Science.org reported Sunday that a woman participating in the joint Bigoen-Eisai Clarity AD trial of an experimental Alzheimer’s treatment has died of a brain hemorrhage.
Science.org reported the 65-year-old woman’s death Sunday, noting deposits of amyloid, a protein targeted by Bigoen’s lecanemab, had been found surrounding blood vessels in her brain.
Biogen unveiled better-than-expected results from a late-stage study of lecanemab in late September, telling investors it improved the slowdown in cognitive function and functional decline of patients with early-stage Alzheimer’s disease, when compared to use of a placebo.

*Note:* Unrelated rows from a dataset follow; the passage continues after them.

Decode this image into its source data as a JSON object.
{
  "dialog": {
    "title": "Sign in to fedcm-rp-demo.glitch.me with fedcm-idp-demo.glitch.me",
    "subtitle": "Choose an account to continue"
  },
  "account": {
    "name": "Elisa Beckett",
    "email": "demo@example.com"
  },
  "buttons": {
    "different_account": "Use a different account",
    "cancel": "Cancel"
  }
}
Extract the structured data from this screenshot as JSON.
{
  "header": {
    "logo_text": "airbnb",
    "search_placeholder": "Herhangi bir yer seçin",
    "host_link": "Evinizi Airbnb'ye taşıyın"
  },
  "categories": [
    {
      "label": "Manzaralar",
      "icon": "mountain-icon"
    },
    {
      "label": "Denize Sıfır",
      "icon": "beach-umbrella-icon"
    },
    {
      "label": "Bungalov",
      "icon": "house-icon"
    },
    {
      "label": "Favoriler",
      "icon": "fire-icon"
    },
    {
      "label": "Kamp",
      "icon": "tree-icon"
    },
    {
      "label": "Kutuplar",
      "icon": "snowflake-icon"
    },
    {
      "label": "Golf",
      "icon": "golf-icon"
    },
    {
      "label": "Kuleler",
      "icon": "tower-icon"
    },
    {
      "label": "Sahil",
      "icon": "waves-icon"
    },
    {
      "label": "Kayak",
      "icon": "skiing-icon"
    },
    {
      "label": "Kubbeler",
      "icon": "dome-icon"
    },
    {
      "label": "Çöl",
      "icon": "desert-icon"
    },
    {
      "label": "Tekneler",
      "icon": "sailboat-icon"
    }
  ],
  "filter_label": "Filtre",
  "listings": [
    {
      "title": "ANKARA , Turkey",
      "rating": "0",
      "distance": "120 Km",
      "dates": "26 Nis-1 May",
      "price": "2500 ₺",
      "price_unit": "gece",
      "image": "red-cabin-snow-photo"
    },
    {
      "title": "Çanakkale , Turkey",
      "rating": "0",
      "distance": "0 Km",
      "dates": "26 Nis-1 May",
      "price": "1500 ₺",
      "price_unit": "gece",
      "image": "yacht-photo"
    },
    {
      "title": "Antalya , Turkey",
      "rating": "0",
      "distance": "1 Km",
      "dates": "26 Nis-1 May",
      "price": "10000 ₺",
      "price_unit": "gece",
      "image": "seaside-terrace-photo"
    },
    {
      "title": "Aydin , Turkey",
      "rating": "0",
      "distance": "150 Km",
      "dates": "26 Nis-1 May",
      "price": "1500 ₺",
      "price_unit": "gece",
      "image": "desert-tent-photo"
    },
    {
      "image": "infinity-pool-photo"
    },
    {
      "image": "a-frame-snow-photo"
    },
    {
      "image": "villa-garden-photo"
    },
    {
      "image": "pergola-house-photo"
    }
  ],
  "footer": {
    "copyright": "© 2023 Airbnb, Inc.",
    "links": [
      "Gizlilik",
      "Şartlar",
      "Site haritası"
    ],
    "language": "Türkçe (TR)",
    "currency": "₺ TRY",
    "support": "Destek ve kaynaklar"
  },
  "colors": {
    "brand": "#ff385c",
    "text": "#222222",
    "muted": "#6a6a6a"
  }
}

Eisai Co Ltd., Biogen’s Japan-based partner, said at the time it will apply for full approval of the treatment with the U.S. Food & Drug Administration last this year, with an aim for commercial use of the drug in late 2023. Eisai is expected to publish details of the phase 3 trial, known as Clarity AD, later this week.
Biogen shares were marked 5.3% lower in pre-market trading Monday to indicate an opening bell price of $289.00 each.
Alzheimer’s disease is a progressive brain disorder that affects more than 50 million people around the world. To date, no drug has been found to address the disease, which can accelerate into dementia and other more serious cognitive conditions.
Treatment pricing, however, has been a controversial issue and the U.S. Centers of Medicare and Medicaid Services noted in September that its decision to only cover treatment with Aduhelm — Biogen’s FDA-approved Alzheimer’s drug — if patients are enrolled in a clinical trial as a major factor in lowering overall premiums for Medicare Part B.
Biogen was forced to slash the price of Aduhelm by around 50%, to $28,200 per year, in order to help expand its potential reach following the CMS decision late last year.
Aduhelm, Biogen noted in earlier studies, has been show to erode amyloid beta, a plaque which builds up around the brain and can lead to neuron damage.
The FDA approved Aduhelm for the treatment of Alzheimer’s through its accelerated approval pathway, which can be used for a drug for a serious or life-threatening illness that provides a meaningful therapeutic advantage over existing treatments, last year.